回路図面基本的に電子工作を行う際は、ユニバーサル基板を使用して電子回路を作成するのが定番ですが、ユニバーサル基板は自身の手で配線を行わなければならず、同じ基板を複数個作る場合は非常に手間がかかります。
近年は、個人ユーザーであっても安価に購入できるプリント基板メーカーも数多く存在しており、基板メーカーにプリント基板の設計を依頼する人も少なくありません。
しかし、電子工作を趣味とする人の中にはプリント基板を自作している人も存在しており、配線が複雑すぎなければ、一般的に入手できる材料で自作プリント基板を製作可能です。

プリント基板を自作する方法には様々なものがありますが、大まかな流れとしては、まず回路設計をした後に、設計した回路の印刷データを作成します。
そして、印刷した回路パターンを生基板(銅張積層板)に転写した後にエッチングを行い、最後に部品をハンダ付けして完成という流れです。

回路設計から印刷データの作成までは、プリント基板用のCADツールによって行います。
現在は、さまざまなフリーソフトが存在するため、自身にあったものを選択すると良いでしょう。
また、作成した回路パターンのデータは、光沢紙にレーザープリンターで印刷します。
なお、この後の工程で生基板に対してトナーを転写するため、インクジェットプリンターは使用できません。
レーザープリンターが無い場合は、インクジェットプリンターで印刷してからコンビニなどでコピーすることで対応可能です。

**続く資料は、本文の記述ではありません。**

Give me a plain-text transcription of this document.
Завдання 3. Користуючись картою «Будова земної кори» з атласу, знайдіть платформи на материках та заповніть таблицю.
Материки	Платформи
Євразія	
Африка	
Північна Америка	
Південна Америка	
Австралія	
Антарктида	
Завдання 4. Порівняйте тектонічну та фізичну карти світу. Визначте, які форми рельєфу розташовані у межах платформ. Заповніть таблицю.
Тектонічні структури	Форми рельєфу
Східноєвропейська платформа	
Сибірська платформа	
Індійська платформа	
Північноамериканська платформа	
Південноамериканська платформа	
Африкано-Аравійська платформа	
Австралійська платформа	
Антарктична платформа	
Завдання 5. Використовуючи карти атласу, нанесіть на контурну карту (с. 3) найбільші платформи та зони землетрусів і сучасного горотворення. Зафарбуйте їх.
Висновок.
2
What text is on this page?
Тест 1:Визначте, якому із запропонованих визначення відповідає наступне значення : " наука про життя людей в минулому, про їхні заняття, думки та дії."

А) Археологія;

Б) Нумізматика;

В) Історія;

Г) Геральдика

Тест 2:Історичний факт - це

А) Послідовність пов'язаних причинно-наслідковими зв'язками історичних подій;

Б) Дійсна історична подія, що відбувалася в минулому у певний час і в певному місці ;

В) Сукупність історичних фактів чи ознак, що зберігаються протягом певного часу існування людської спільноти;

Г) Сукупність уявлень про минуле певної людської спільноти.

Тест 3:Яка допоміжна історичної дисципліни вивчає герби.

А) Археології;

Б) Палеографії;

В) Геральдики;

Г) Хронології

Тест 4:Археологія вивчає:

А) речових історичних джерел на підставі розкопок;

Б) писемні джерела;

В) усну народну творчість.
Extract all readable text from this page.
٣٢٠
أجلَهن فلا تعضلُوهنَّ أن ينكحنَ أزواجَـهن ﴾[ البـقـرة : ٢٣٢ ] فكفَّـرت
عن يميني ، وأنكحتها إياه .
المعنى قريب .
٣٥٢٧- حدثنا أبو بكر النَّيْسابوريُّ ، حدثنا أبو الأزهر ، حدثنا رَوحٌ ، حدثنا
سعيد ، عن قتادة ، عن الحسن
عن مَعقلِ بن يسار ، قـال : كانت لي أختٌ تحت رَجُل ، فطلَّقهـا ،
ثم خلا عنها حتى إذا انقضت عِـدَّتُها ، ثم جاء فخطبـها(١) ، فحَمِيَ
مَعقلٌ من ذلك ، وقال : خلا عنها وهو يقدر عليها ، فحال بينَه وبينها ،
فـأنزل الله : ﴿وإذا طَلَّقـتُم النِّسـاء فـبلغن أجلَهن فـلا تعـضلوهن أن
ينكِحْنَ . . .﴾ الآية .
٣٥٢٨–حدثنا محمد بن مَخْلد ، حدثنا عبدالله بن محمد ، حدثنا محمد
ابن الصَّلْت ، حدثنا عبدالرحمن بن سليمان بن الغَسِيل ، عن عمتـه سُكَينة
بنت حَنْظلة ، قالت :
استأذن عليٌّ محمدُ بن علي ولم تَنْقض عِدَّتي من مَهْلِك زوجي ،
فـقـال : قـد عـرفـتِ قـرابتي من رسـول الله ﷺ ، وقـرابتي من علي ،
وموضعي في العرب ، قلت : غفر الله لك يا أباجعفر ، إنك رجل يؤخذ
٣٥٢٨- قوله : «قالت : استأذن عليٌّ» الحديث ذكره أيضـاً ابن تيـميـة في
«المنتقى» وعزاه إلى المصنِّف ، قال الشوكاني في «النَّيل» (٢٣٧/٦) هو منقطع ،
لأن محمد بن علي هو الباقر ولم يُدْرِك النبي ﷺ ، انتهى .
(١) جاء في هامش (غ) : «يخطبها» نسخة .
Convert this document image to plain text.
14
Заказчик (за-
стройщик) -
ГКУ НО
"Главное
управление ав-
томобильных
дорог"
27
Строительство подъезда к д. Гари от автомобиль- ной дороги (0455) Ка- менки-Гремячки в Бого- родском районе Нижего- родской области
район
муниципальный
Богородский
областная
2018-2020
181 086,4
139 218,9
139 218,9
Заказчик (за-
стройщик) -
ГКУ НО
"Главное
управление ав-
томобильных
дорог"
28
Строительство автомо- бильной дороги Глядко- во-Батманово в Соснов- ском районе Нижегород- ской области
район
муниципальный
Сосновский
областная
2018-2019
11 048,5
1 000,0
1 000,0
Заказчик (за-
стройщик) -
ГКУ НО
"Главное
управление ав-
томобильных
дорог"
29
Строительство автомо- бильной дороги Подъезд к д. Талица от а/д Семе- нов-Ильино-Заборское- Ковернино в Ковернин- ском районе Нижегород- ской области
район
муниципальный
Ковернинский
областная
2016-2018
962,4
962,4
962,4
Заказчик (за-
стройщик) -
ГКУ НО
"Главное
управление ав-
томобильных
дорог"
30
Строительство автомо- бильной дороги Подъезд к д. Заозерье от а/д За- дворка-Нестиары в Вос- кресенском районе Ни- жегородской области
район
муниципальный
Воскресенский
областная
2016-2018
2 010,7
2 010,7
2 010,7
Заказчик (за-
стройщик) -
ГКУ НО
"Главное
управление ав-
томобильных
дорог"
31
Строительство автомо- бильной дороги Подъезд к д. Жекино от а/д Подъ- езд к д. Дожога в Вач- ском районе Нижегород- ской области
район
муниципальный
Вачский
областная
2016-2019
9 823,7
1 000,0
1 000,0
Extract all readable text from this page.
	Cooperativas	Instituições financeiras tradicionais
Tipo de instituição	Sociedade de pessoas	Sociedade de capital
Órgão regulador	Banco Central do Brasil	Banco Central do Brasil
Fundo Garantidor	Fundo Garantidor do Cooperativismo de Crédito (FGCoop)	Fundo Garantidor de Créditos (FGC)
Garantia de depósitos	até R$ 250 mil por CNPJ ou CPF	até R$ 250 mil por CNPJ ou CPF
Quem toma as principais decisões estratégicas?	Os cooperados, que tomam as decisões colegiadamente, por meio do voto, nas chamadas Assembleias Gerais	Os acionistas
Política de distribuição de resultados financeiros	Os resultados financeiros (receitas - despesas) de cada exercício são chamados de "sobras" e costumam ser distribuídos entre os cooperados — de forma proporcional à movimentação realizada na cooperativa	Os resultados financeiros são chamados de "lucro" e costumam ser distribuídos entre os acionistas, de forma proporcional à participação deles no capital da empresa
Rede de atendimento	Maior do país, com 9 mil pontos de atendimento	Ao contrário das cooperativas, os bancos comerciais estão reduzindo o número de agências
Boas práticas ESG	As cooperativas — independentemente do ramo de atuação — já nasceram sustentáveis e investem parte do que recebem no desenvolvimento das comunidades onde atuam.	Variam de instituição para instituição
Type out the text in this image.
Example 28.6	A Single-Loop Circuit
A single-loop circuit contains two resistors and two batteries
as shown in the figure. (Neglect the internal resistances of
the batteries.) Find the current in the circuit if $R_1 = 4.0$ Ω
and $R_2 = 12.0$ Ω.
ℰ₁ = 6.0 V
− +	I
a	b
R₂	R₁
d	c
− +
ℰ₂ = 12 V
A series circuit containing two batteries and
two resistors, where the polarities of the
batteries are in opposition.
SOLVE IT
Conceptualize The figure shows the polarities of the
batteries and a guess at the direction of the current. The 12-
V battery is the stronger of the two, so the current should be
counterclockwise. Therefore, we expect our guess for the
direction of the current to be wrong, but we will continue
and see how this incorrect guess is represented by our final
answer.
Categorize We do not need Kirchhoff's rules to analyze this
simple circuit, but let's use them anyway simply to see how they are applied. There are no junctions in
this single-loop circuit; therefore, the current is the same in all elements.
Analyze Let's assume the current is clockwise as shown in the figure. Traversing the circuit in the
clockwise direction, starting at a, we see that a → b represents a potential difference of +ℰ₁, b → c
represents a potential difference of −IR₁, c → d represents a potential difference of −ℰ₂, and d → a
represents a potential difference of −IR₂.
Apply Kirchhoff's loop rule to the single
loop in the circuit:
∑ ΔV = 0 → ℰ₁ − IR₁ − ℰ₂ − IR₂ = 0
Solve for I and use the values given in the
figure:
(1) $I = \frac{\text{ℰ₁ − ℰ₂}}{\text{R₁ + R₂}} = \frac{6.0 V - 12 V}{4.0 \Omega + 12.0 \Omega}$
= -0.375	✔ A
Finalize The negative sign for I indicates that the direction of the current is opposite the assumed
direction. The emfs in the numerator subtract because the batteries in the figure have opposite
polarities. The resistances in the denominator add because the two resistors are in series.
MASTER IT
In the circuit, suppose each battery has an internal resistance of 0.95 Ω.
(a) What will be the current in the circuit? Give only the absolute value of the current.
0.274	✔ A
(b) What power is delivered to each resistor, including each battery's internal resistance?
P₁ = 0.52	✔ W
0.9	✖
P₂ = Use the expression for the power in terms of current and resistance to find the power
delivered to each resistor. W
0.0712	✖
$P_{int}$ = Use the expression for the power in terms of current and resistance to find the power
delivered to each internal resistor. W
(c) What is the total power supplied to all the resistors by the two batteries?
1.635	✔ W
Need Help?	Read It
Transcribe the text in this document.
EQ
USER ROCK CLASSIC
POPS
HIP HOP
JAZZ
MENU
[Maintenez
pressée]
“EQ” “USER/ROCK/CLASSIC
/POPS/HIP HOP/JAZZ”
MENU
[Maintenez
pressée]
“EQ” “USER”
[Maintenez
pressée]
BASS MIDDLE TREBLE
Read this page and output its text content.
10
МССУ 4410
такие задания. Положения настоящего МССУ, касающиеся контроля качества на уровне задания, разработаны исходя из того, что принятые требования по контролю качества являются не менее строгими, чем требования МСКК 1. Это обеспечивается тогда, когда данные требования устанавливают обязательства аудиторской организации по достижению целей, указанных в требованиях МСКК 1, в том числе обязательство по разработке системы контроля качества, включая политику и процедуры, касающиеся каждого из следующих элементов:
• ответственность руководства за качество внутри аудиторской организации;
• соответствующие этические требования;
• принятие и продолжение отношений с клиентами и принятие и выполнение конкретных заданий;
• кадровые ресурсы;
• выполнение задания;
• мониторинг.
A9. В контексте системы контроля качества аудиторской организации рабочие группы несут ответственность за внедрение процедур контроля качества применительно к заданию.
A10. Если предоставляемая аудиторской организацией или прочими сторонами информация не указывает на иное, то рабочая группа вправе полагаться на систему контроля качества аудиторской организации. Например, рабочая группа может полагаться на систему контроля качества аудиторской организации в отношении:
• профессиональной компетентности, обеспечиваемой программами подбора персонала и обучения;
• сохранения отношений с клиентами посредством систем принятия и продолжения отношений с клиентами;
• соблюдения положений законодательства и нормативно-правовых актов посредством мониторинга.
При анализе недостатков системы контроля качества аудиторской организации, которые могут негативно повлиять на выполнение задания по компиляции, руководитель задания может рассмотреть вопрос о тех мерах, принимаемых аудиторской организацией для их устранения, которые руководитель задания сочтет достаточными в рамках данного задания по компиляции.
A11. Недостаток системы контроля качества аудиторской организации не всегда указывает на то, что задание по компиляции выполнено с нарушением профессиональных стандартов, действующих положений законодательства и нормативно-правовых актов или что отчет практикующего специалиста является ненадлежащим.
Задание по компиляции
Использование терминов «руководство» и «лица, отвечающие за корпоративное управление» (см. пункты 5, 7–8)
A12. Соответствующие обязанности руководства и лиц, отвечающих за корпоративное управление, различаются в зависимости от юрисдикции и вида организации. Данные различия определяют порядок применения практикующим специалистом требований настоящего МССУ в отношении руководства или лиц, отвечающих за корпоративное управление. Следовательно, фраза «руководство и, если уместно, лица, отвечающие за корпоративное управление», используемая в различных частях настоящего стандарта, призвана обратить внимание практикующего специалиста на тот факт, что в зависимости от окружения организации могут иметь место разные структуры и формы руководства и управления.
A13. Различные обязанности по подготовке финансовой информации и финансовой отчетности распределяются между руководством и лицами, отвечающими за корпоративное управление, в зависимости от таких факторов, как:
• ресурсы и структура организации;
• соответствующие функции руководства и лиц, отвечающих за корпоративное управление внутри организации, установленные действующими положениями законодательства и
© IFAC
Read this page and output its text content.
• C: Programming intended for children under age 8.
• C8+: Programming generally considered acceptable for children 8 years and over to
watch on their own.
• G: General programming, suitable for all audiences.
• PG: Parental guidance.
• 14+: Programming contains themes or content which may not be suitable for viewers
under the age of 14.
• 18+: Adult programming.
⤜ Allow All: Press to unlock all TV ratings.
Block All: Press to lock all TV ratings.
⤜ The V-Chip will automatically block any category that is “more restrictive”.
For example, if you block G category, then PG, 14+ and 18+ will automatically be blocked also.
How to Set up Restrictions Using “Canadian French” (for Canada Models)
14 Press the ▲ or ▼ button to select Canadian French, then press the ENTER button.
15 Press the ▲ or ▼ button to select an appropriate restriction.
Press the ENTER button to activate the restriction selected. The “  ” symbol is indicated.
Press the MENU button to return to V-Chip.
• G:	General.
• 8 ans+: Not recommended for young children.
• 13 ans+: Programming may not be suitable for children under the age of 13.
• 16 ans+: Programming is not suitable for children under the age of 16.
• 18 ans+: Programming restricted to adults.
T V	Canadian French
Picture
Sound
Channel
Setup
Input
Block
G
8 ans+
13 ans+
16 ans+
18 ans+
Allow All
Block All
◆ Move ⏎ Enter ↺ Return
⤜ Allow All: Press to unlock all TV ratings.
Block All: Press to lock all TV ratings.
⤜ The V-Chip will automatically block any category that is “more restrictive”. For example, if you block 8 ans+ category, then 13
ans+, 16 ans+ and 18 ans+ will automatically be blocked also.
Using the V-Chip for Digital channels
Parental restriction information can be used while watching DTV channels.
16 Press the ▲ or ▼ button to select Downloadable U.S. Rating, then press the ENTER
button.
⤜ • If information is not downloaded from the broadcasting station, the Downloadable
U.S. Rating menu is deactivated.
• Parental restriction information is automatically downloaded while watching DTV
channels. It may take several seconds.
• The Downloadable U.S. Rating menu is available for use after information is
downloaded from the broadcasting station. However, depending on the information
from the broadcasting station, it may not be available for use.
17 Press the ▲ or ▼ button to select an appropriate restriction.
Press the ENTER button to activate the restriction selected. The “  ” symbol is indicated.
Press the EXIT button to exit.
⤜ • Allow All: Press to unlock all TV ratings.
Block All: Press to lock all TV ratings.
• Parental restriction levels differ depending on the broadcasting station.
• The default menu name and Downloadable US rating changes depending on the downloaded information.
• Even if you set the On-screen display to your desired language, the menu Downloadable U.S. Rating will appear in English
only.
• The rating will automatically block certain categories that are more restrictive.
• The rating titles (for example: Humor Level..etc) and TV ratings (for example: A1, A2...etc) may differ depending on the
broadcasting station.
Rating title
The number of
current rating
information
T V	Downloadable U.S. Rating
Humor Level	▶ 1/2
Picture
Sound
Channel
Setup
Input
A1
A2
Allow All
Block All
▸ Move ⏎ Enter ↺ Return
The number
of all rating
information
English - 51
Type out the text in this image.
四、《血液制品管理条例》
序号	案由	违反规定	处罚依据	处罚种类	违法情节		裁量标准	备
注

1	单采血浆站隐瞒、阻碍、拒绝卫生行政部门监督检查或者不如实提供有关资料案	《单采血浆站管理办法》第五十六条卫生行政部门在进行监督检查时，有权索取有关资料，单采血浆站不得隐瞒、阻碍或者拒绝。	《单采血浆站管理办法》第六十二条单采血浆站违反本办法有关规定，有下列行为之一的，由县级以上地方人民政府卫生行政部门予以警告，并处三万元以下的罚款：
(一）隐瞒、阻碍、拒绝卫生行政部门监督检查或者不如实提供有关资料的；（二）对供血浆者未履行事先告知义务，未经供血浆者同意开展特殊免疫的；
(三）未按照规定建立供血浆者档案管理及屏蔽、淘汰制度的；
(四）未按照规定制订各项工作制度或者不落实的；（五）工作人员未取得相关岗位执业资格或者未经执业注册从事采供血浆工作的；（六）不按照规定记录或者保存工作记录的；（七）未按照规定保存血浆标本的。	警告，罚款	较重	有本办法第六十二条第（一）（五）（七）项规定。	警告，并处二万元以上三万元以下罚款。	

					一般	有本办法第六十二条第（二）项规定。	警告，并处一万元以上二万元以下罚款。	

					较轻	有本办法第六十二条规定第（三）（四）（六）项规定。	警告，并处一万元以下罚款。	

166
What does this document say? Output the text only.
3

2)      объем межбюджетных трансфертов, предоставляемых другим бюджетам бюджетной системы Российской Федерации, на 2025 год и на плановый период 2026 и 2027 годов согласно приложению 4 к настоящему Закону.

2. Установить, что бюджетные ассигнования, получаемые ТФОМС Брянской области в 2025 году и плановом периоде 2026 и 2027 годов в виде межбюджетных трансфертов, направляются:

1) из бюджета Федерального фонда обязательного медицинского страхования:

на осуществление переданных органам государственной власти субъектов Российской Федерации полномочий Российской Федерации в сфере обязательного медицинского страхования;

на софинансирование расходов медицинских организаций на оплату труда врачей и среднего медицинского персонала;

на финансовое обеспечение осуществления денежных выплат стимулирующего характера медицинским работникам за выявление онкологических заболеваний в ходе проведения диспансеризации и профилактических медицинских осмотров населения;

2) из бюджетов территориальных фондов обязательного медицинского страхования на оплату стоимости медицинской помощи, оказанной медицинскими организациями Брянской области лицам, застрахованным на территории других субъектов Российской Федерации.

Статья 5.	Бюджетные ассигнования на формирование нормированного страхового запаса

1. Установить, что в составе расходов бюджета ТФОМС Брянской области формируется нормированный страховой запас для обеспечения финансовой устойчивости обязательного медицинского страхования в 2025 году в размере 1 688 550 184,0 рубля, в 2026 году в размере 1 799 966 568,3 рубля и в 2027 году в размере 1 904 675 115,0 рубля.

また、生基板に配線パターンを転写する方法としては、主にアイロンやアセトン、転写シートなどを使ったものが存在します。
アイロンを使用する場合は、光沢紙を濡らして基板に貼り付けてから、アイロンで3~5分程度押さえるという方法が一般的です。
その後、水に浸して光沢紙を剥がすと、基板にトナーが転写されているはずです。
転写の工程の後は、エッチング液を使用して配線パターンに不要な銅箔を溶かし、転写したトナーをアセトンを使用して落とします。
最後に、テスターを使用して導通を確認して、ドリルで穴を空けた後に電子部品をハンダ付けして完成です。

ちなみに、生基板に関しては、一般的なネット通販でも取り扱っているサイトもあり、ガラスエポキシ基板や紙フェノール基板を購入可能です。
また、エッチング液に関しても通販サイトなどで購入可能ですが、費用を抑えたい場合は塩とオキシドール、クエン酸を混ぜ合わせることで自作のエッチング液を作ることができます。
これらを混ぜ合わせる際の比率はアバウトでも問題ないとされていますが、目安としては基板が浸る程度のオキシドールに対して、塩とクエン酸を1:4の割合で加えると良いとされています。